In the now unlikely event that a new module was to dock to Prichal, this adapter would first have to be removed via a departing Progress spacecraft to convert the nadir port back to a hybrid configuration (with an APAS docking collar) to allow the new module to dock.

However, this would then render the nadir port of Prichal unusable for Soyuz and Progress dockings, reducing the number of available visiting vehicle ports on the Russian side to three.

Prichal also includes sockets for Lyappa arms. These are mini robotic arms used to relocate modules from one docking port to another, as future modules arriving at Prichal would dock to the nadir port as docking to any of the axial ports would present issues for approach corridors and rotational loads.

The newly arrived module would then relocate itself to an axial port via the Lyappa arm, which would extend from the module and connect to a corresponding socket on Prichal. The Lyappa arm would then rotate and swing the module from the nadir port to the axial port.

Lyappa arms were used on the Mir space station, and the new Chinese station also features a similar concept. The last time a Lyappa arm was used on-orbit was in April 1996 for the post-docking relocation of Mir’s Priroda module.

For launch, Prichal was attached to a modified propulsion segment of the Progress spacecraft, which will perform all necessary rendezvous and docking maneuvers.
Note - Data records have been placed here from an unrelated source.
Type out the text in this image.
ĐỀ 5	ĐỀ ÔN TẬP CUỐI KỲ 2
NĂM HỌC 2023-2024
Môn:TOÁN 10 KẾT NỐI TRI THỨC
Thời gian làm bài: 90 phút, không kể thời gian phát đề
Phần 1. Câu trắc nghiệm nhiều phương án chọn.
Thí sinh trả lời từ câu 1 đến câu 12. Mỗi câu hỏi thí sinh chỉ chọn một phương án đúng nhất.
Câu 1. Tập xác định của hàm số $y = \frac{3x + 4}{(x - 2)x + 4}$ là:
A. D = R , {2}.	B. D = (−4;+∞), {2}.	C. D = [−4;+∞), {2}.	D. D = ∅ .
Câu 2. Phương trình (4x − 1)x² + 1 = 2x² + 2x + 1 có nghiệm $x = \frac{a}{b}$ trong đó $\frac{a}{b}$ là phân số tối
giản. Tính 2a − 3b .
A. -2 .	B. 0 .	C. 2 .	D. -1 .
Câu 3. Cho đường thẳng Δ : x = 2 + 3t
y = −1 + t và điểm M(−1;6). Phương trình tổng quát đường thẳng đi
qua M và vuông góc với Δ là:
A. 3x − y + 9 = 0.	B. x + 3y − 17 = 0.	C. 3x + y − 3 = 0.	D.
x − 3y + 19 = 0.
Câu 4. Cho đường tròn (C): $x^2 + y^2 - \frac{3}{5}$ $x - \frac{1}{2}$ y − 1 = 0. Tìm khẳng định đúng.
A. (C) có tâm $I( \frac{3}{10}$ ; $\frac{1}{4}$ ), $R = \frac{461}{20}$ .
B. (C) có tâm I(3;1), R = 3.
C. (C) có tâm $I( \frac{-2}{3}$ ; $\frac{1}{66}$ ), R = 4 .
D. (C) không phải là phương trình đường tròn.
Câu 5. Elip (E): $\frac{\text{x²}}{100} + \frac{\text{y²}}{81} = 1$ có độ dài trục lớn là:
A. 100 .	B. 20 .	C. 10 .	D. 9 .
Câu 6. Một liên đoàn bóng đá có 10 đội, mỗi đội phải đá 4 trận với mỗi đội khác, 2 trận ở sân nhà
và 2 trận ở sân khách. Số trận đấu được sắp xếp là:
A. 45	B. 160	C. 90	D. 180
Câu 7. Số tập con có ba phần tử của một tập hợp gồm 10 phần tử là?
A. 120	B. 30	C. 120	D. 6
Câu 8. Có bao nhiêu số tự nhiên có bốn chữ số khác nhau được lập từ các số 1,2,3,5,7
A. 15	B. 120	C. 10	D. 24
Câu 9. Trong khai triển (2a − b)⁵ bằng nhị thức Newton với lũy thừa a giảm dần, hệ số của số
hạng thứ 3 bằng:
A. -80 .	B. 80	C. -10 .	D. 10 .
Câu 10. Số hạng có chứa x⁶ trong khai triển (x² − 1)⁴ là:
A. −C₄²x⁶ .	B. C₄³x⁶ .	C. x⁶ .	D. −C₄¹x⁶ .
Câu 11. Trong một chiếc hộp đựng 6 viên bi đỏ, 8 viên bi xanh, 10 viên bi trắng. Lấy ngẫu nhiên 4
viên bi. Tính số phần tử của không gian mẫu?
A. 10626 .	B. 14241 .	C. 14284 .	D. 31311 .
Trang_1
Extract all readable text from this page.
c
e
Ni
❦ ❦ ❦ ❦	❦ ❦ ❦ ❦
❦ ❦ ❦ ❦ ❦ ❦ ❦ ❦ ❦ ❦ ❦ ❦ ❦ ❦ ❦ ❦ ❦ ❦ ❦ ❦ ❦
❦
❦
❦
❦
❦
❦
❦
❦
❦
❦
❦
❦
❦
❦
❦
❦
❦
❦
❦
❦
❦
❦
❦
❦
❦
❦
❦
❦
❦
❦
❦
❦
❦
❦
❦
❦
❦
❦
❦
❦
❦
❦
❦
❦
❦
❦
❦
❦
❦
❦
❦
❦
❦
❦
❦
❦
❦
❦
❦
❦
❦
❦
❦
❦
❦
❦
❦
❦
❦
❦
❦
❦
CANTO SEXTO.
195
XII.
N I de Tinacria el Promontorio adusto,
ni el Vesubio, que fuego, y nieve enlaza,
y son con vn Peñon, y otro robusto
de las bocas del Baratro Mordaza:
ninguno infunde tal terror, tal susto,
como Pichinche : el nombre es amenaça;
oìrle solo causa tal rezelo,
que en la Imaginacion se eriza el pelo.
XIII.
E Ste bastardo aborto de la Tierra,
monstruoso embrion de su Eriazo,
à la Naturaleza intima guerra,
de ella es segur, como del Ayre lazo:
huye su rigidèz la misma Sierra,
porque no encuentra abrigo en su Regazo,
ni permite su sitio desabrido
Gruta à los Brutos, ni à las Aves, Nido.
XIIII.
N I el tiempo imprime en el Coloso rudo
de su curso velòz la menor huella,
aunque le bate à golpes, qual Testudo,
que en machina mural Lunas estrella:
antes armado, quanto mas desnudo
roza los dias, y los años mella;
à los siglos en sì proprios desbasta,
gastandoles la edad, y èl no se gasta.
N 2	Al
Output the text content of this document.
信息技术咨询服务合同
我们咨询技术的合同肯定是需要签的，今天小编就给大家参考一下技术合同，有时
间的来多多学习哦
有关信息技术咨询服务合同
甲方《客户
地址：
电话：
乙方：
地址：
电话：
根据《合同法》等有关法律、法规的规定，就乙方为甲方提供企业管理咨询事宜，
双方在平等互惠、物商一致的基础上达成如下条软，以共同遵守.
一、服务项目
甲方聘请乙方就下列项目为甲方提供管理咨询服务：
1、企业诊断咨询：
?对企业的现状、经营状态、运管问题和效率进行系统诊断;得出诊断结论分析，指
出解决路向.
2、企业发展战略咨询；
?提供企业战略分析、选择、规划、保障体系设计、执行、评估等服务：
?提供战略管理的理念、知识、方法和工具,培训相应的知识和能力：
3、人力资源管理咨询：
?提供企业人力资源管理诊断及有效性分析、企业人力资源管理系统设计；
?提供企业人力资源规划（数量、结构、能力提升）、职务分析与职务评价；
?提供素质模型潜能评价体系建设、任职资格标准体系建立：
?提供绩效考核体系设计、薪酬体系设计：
The specially modified propulsion segment, named Progress M-UM, is essentially a Progress spacecraft with the pressurized cargo compartment removed and Prichal installed in its place.

Once Progress M-UM has performed its duty of delivering Prichal to the ISS, it will separate from Prichal and perform a destructive re-entry. This same concept was used to deliver the Pirs and Poisk modules to the ISS in 2001 and 2009, respectively.

Launch and docking

Prichal launched atop a Soyuz 2.1b booster from the Baikonur Cosmodrome in Kazakhstan at 13:06 UTC / 8:06 am EST. Following separation from the Blok-I stage once in orbit, Prichal communicated down that all was well, and the module began a two-day rendezvous with the ISS. 

With Prichal successfully in orbit and healthy, the Progress MS-17 spacecraft undocked from the Multipurpose Laboratory Module (MLM) Nauka’s nadir docking port on Thursday, November 25. 

A Soyuz 2.1b rocket, with Prichal safely inside the payload fairing, is rolled to Site 31/6 at Baikonur for launch. (Credit: Roscosmos)

The departing Progress took with it an SSPA-GM Hybrid-to-SSVP docking collar adapter, which was of the same type featured on Prichal.

This adapter was present on Nauka’s nadir port, which is of the hybrid type, to allow Soyuz and Progress vehicles (which use the SSVP system) to dock there. This was done as an “insurance policy” in case Prichal fails to achieve orbit.

Only once Prichal was safely in orbit and on its way to the ISS was the adapter removed by the departing Progress MS-17, which converted Nauka’s nadir port back to hybrid configuration and made it ready to receive Prichal.

Prichal then docked to the Nauka nadir port on Friday, November 26 at 15:19 UTC / 10:19 EST, using the automated Kurs rendezvous system.

Following leak checks, hatch opening will be performed in the following days. The Progress M-UM propulsion segment is planned to be detached from Prichal on December 21. On January 19, a Russian spacewalk will be performed to connect cables between Nauka and Prichal. 

The first docking to Prichal is planned to take place on March 18, 2022, with the Soyuz MS-21 mission.